Das Verbreitungsgebiet der Grillage liegt nördlich der Linie
Heute ist die einstige Festtagstorte auf den Kaffeetischen zwischen Mönchengladbach und Emmerich nicht mehr so präsent. In manchen Konditoreien und Cafes wird sie zwar noch angeboten, aber viele Niederrheiner beklagen, daß sie ihren Lieblingskuchen nur noch selten genießen können. Auch der niederrheinische Tiefkühllieferservice »Eismann« hat die Grillaschtorte aus seinem Programm gestrichen, weil nur eine begrenzte Nachfrage im linksniederrheinischen Raum bestand; womit gleichzeitig auch von dieser Seite die eingeschränkte regionale Verbreitung nachgewiesen ist.
Der Name
Obwohl die Fragestellung »Gibt es in Ihrem Ort im Dialekt oder in der Umgangssprache die Bezeichnung >Grillaschtorte<?« bereits eine bestimmte Antwort suggerierte, ordnen die meisten niederrheinischen Dialektsprecher das Wort eindeutig nicht ihrer Mundart, sondern der Standardsprache zu. Diese Einschätzung ist bei einer derart kleinräumigen Variante erst einmal verblüffend, denn Wörter mit einem so eng begrenzten Geltungsgebiet gehören in der Regel zum örtlichen Dialekt. In diesem Fall streiten die Mundartsprecher einen Zusammenhang mit ihrer Ortsmundart jedoch vehement ab: Da die Grillagetorte das Nonplusultra unter den Konfiserieprodukten war. würde auch der eingefleischteste Dialektsprecher es nicht wagen, diese Noblesse sprachlich umzufunktionieren, wollte er sich nicht selbst als des Ungebildetseins outen!, heißt es sogar in einem Fragebogen aus Nettetal. Und in der Tat ist die Grillaschtorte in keinem einzigen rheinischen oder niederrheinischen Dialektwörterbuch verzeichnet, allerdings auch in keinem anderen ‑ standardsprachlichen ‑ Wörterbuch.

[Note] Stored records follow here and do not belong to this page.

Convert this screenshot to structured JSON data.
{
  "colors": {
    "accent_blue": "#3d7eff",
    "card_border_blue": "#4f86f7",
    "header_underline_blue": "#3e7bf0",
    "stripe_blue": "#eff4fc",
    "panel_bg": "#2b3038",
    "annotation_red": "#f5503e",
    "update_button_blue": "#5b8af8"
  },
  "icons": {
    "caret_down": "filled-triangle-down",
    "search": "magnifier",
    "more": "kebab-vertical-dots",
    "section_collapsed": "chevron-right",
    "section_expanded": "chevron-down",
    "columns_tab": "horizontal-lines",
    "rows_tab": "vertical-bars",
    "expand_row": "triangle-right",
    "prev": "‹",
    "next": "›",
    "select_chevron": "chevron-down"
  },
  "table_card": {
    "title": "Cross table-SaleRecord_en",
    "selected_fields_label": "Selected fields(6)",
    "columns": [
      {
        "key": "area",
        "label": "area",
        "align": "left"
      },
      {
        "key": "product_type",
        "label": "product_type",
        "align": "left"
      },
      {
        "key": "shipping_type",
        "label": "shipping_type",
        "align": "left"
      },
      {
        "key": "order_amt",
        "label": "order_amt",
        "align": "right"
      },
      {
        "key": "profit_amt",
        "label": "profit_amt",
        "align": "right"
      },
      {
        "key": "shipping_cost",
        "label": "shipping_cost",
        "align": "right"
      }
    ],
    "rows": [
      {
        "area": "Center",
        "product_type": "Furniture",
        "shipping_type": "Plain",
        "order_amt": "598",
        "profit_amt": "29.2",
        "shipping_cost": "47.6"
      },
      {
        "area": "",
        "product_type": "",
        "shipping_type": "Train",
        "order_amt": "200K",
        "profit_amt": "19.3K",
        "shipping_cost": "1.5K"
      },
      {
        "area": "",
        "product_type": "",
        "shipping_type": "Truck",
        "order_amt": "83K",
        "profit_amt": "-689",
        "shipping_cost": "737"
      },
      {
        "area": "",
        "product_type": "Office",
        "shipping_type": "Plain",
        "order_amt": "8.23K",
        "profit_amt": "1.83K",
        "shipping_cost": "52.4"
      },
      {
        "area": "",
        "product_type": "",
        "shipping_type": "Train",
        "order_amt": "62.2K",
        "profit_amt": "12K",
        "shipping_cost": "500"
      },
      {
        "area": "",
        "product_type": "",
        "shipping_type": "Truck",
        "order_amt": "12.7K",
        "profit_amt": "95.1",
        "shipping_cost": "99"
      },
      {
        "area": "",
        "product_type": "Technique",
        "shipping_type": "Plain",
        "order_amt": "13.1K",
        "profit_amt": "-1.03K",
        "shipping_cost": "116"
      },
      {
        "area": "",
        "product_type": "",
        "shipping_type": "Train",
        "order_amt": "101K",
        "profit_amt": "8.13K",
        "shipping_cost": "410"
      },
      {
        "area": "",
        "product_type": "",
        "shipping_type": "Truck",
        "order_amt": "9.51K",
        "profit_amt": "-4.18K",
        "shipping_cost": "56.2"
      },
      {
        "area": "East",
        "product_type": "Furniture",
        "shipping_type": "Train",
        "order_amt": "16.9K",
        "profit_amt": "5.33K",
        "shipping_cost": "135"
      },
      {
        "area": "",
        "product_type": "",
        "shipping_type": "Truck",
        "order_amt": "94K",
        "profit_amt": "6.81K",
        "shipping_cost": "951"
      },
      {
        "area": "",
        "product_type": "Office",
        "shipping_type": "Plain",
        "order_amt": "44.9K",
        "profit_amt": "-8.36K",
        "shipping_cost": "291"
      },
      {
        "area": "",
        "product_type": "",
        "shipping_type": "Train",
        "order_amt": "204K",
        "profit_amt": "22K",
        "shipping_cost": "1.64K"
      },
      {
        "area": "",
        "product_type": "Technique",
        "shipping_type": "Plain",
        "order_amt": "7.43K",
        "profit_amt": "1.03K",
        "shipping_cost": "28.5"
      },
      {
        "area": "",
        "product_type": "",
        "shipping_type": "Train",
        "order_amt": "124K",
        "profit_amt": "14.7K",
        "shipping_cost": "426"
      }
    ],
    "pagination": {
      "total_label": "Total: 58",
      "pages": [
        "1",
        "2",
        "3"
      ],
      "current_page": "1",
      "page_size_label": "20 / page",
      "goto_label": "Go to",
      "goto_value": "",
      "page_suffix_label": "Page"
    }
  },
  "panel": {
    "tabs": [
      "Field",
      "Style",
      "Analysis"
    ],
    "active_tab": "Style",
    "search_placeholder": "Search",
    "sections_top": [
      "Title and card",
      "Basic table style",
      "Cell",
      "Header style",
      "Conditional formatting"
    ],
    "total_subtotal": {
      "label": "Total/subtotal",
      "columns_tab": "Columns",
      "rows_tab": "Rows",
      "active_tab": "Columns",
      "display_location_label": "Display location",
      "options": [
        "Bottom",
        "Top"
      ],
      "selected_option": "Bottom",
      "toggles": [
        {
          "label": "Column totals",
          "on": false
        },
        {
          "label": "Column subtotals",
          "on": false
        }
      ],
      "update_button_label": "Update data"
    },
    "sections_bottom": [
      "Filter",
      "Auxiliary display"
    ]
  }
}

Die am Niederrhein gebräuchliche Schreibung >Grillage< zeigt darüber hinaus, wie sich die Dialektsprecher die Wortgeschichte vorstellen. Zwar wird das Wort überall >Grillasch< oder in der südlicheren Variante >Jrillasch< ausgesprochen, in der geschriebenen Form wird jedoch überwiegend die französisierende Variante verwendet. So glauben denn auch die meisten Niederrheiner bei Grillage an ein französisches Lehnwort. Dabei reichen die Vermutungen über geröstete Böden, die kroß gebacken wurden, gitterförmige Deckel auf der Torte bis zu im Backofen gebräunten Baisers. Überall spielt offenbar die Assoziation >Grill/ grillen< eine Rolle, mit der das Wort Grillage erklärt werden soll.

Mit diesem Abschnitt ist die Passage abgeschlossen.